Monday, July 4, 2011

One Day At a Time

Although the picture above doesn't show it, Francis is having a bit of a tough time right now.  He's leaving behind an amazing group of caregivers, a school full of friends and a church that he loves. All of these have been in his life for the last ten years, almost to the day.   I knew it would be hard for him.  I also know that God is faithful and weaving together a beautiful portrait of  loss and reclaiming, of giving up something to gain something else.    I do ask for prayer for our precious son.   I am asking the Lord to be merciful and let this grief be short-lived.  I am praying that God gives peace and comfort even in the midst of the sadness.

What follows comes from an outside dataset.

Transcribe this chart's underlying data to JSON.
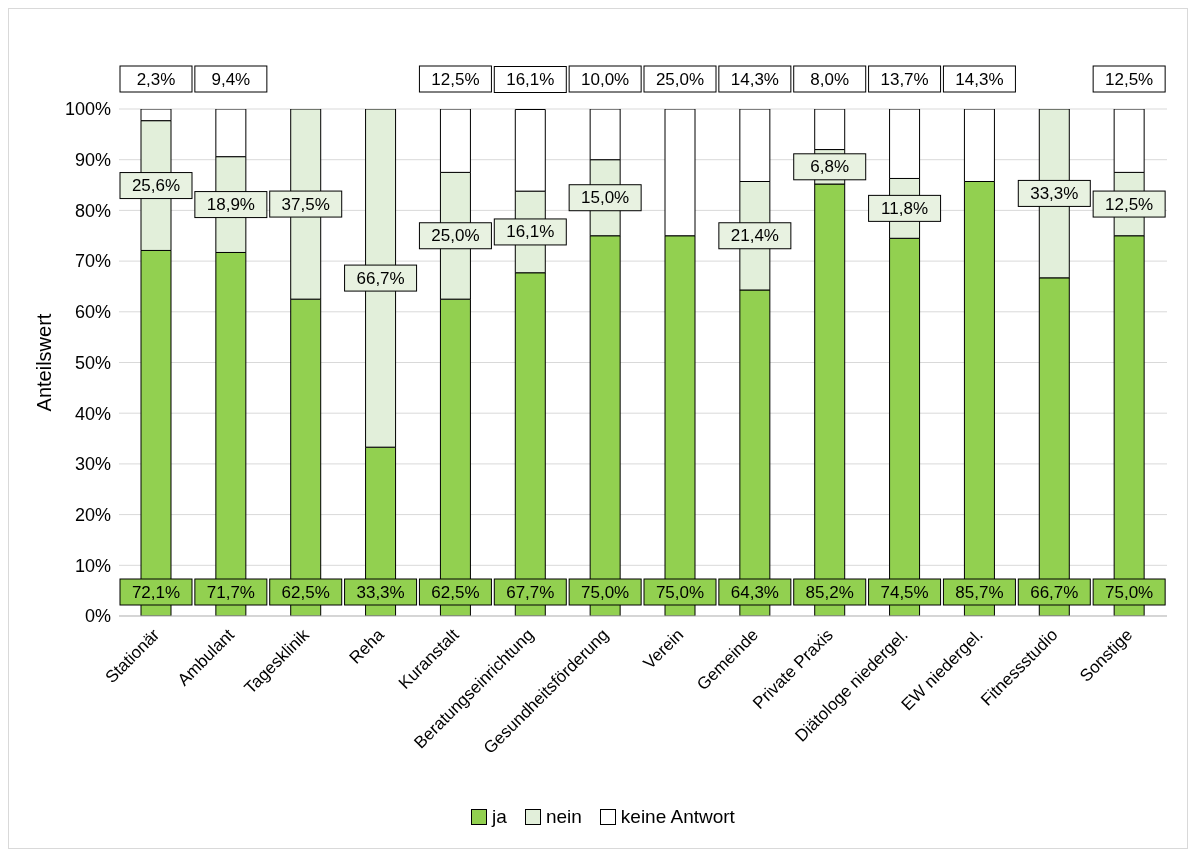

I just finished a skype with my family and already am seeing improvement in his countenance.  Yesterday, it was so hard to even see him on the camera because I could read him like a book. Just devastated. Today, this morning, I talked to everyone as they were waking up and saw some smiles and even a little joy peeking back in.   I'm not naive enough to think that a smiling face means a heart is healed. That will take time, patience, prayer and many reminders about God's sovereign plan.   I've had to be reminded over the last couple of days.  I've had to revisit our original calling and pray through my own doubts. I needed to reconfirm that the sadness he is going through is not because of my own selfish desire to adopt but because the Lord ordained it and He will supervise every thought and tear.    I end this post by asking the question I have asked in countless blog posts.  How do people without Christ survive?  How are they not paralyzed with fear at such life altering decisions?   How would we be able to bring another person into such drastic life changes if we didn't know that the Creator of the Universe had predestined it?  There's just no way.